La Kohlekommission, mise en place pour dégager un consensus de sortie du charbon en Allemagne, a adopté fin janvier une date bien trop éloignée – 2038 – pour fermer la dernière centrale outre-Moselle. En outre, elle a prévu pour leurs exploitants des compensations d’une générosité surprenante compte tenu des dégâts qu’ils ont déjà infligés à la planète. Les mouvements environnementaux se sont élevés contre ce compromis invraisemblablement favorable aux énergies fossiles et parfaitement incompatible avec les engagements climatiques de l’Allemagne. En autorisant le démarrage samedi dernier d’une nouvelle centrale au charbon, Datteln 4, au nord de Dortmund, le gouvernement allemand foule aux pieds non seulement ses engagements, mais les conclusions de la Kohlekommission elle-même, qui a expressément recommandé de ne pas mettre en service les centrales au charbon en construction.
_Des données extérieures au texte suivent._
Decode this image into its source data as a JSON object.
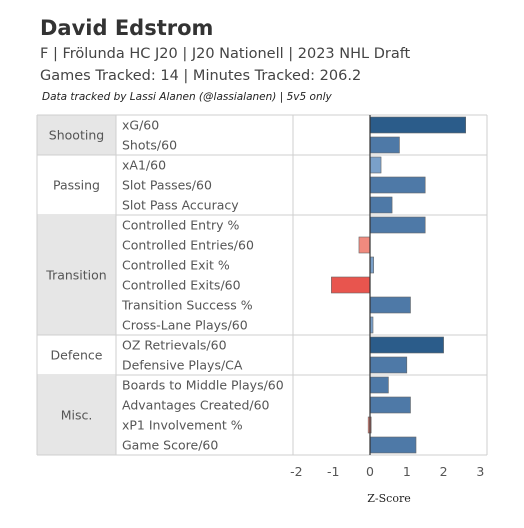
{
  "header": {
    "title": "David Edstrom",
    "subtitle": "F | Frölunda HC J20 | J20 Nationell | 2023 NHL Draft",
    "games_line": "Games Tracked: 14 | Minutes Tracked: 206.2",
    "credit": "Data tracked by Lassi Alanen (@lassialanen) | 5v5 only"
  },
  "colors": {
    "positive_strong": "#2b5c8a",
    "positive": "#4e79a7",
    "positive_light": "#7aa0c9",
    "negative_strong": "#e8554e",
    "negative_light": "#f08a7e",
    "group_shaded": "#e6e6e6"
  },
  "chart_data": {
    "type": "bar",
    "orientation": "horizontal",
    "xlabel": "Z-Score",
    "xlim": [
      -2,
      3
    ],
    "xticks": [
      -2,
      -1,
      0,
      1,
      2,
      3
    ],
    "groups": [
      {
        "name": "Shooting",
        "shaded": true,
        "metrics": [
          {
            "label": "xG/60",
            "value": 2.6
          },
          {
            "label": "Shots/60",
            "value": 0.8
          }
        ]
      },
      {
        "name": "Passing",
        "shaded": false,
        "metrics": [
          {
            "label": "xA1/60",
            "value": 0.3
          },
          {
            "label": "Slot Passes/60",
            "value": 1.5
          },
          {
            "label": "Slot Pass Accuracy",
            "value": 0.6
          }
        ]
      },
      {
        "name": "Transition",
        "shaded": true,
        "metrics": [
          {
            "label": "Controlled Entry %",
            "value": 1.5
          },
          {
            "label": "Controlled Entries/60",
            "value": -0.3
          },
          {
            "label": "Controlled Exit %",
            "value": 0.1
          },
          {
            "label": "Controlled Exits/60",
            "value": -1.05
          },
          {
            "label": "Transition Success %",
            "value": 1.1
          },
          {
            "label": "Cross-Lane Plays/60",
            "value": 0.08
          }
        ]
      },
      {
        "name": "Defence",
        "shaded": false,
        "metrics": [
          {
            "label": "OZ Retrievals/60",
            "value": 2.0
          },
          {
            "label": "Defensive Plays/CA",
            "value": 1.0
          }
        ]
      },
      {
        "name": "Misc.",
        "shaded": true,
        "metrics": [
          {
            "label": "Boards to Middle Plays/60",
            "value": 0.5
          },
          {
            "label": "Advantages Created/60",
            "value": 1.1
          },
          {
            "label": "xP1 Involvement %",
            "value": -0.05
          },
          {
            "label": "Game Score/60",
            "value": 1.25
          }
        ]
      }
    ]
  }
}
Les militants engagés pour la sauvegarde du climat ont protesté, à Datteln et un peu partout en Allemagne, contre ce démarrage inepte, promettant de ne pas lâcher prise. Dirk Jansen, directeur pour la Rhénanie du Nord-Westphalie du BUND, a évoqué « une journée noire pour la protection du climat » et dénoncé une centrale qui va émettre 40 millions de tonnes de CO2 d’ici 2038. Son adjoint a fustigé la pollution atmosphérique locale qu’elle va causer et l’illégalité de l’octroi de son permis de construire.
Pratiquement à l’unisson, le gouvernement et Uniper, l’opérateur de cette installation d’un autre temps, ont déroulé leurs éléments de langage : moderne et efficace, la centrale émet moins que les usines équivalentes plus anciennes (un gain de l’ordre de treize pour cent), et quatre autres centrales au charbon vont être ou ont déjà été fermées grâce à elle, ont-ils insisté. Ce ne sont évidemment que des feuilles de vigne, et, de la part du gouvernement d’Angela Merkel, une capitulation en rase campagne face au chantage des énergéticiens.
Les activistes sont également sur les dents face à l’intention prêtée à Uniper de créer un terminal de gaz liquide sur le littoral allemand, à Wilhelmshaven ; de telles installations seraient aussi envisagées à l’embouchure de l’Elbe, à Stade et Brunsbüttel.
Une partition similaire pourrait être jouée pour tenter de tirer de l’ornière les constructeurs automobiles. Même si les sociaux-démocrates semblent aujourd’hui s’en détourner et que les citoyens semblent préférer de loin une prime à la mobilité, la coalition flirte depuis quelques semaines avec une prime à la casse (« Abwrackprämie ») qui favoriserait l’achat de voitures neuves dotées de moteurs à explosion, y compris par exemple les BMW série 5 et Mercedes classe E. Au lieu d’enfourcher la crise sanitaire pour agir résolument en faveur du climat, le gouvernement allemand s’enferre dans la surenchère fossile, préférant soutenir des projets et des dispositifs chers et aux antipodes de ce qu’impose l’urgence climatique. Décarboner, c’est autre chose.